Researchers everywhere are looking to capture the experience of life right now, but what will those studies tell us?
A virus is not the only epidemic sweeping the planet: so is opportunistic data collection. With over half of the planet under some kind of stay-at-home order, why not take advantage of that extra screen time to gather some data? Maybe a survey or a Zoom chat or Twitter poll?
I’ve noticed a big spike in surveys and data gathering initiatives in recent weeks (something my peers have confirmed anecdotally, although I suppose I could have simply done a survey). But just as my anecdotal evidence is problematic to base policy decisions on, so is much of the data gathered right now.
Context Counts…For What?
One of the principal issues associated with any data gathering is understanding the context in which it is gathered. Right now, that context is highly dynamic and exhibiting VUCA (volatility, uncertainty, complexity, and ambiguity) characteristics. I’d go further: we don’t fully understand the context we’re looking at.

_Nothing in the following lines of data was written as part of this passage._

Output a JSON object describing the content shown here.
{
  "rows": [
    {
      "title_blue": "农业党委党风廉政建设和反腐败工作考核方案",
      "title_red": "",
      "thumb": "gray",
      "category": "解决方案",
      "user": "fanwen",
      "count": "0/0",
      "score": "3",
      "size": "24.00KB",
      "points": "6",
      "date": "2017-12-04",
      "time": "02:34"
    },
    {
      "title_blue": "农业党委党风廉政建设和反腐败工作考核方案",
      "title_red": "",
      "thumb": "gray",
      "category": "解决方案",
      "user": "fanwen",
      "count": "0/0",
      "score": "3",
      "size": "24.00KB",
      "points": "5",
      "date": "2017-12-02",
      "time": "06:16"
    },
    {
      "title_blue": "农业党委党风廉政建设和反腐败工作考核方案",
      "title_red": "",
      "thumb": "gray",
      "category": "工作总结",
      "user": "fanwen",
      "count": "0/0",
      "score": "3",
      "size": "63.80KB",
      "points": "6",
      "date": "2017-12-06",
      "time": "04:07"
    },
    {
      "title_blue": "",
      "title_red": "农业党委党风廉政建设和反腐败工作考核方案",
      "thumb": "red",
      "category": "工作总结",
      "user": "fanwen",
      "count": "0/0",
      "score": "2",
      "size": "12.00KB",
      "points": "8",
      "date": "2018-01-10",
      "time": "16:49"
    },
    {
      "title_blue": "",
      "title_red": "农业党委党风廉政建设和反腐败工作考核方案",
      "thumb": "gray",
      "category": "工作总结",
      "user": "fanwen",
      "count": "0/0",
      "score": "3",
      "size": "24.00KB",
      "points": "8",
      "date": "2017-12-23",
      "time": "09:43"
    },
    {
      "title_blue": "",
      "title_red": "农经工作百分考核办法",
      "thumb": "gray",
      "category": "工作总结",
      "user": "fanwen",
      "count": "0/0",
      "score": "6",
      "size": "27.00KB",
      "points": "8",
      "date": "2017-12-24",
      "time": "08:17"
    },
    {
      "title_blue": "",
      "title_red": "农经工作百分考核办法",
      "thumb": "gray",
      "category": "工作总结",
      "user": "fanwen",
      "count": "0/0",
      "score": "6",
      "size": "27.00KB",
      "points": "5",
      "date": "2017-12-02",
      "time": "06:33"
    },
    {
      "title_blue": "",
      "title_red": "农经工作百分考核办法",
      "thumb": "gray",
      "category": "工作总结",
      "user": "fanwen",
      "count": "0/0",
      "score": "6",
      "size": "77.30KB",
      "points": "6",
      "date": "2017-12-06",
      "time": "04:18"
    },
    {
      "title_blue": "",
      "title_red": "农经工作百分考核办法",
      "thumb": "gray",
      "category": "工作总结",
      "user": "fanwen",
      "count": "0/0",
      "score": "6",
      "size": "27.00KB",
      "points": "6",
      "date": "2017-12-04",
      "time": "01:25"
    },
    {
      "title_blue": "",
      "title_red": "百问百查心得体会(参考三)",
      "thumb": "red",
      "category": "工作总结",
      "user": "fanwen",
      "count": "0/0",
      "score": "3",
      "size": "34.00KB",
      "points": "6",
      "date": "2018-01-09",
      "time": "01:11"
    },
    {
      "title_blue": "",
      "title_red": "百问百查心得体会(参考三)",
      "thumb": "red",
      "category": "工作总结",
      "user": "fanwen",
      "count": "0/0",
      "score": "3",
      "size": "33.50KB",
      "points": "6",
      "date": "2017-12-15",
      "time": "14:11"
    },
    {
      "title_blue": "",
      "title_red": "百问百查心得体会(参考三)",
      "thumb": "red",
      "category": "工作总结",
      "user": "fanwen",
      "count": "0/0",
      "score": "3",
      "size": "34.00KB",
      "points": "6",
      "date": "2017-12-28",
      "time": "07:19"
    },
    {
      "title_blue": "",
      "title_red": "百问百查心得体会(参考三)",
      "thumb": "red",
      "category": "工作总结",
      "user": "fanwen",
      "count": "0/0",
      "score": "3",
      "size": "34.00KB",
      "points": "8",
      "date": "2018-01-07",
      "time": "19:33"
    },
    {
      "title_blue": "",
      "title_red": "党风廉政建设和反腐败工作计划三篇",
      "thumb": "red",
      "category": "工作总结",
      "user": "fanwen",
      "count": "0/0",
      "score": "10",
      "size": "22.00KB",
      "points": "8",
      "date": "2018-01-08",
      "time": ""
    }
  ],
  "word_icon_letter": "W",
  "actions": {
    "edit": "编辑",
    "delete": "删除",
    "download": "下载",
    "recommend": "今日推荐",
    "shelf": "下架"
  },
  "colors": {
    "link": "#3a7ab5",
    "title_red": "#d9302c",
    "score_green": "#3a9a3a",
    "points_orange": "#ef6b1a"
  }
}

What we are seeing is something that is unprecedented in its scale, scope, and reach even if much of what is happening has happened before. It’s just not happened together. It is, as my good friend and colleague Peg Lahn put to me: A Flock of Black Swans.
If we are unable to describe the context in which we are gathering data in ways that are meaningful to making sense of what is going on, how can we account for it in our data collection and sensemaking?
Is It Relevant Now?
For those looking to evaluate programs the question we must ask first: Is the program relevant now? Or consider the opposite: food banks. The relevance of food banks has been transformed as the need has spiked. In Toronto, libraries are being converted to food banks to address the need. Food banks have never been more relevant to more people in more ways than they have right now.
All one has to do is monitor the attitudes toward things such as social isolation measures, stay-at-home orders, taxes, and personal freedom over the spring and we’ll see major changes in the way people understand, appreciate, and feel about them. As we move into a new phase of the global pandemic, these will change, too.
Envision a scenario where the lockdown restrictions are lifted and freedom of movement is back again. How will people feel? What happens if — or when — COVID-19 rates increase and restrictions are imposed again? Will we experience these the same way the second time around?
What are we to do with this data once we have it? What will we see and what will we believe?
Believing to See
I’ve commented before that sometimes we need to believe something in order to see it. Our mental models can prevent us from seeing things in plain sight. Dr Anupam Jena has explored this very thing with natural experiments such as when cities like Boston shut large parts of the city down for its famous annual marathon and how it affects heart attack survival (answer: there’s a 15% mortality increase on a race day).
As he puts it:
Seeing is not the same as looking.
Dr. Anupam Jena
When we don’t understand the context or its entirely new we look for what we know. The challenge right now is that we don’t know what it is that we’re looking at. Unless our research or evaluation work is focused on the now and understanding how and what we are doing in this moment, about this moment, and for this moment we are running the risk of developing data that we look at through the lens of history, which will be another context altogether. We’ll be making sense of the past through the lens of today — something we’ve done many times before.
We will have seen, but what exactly will we believe?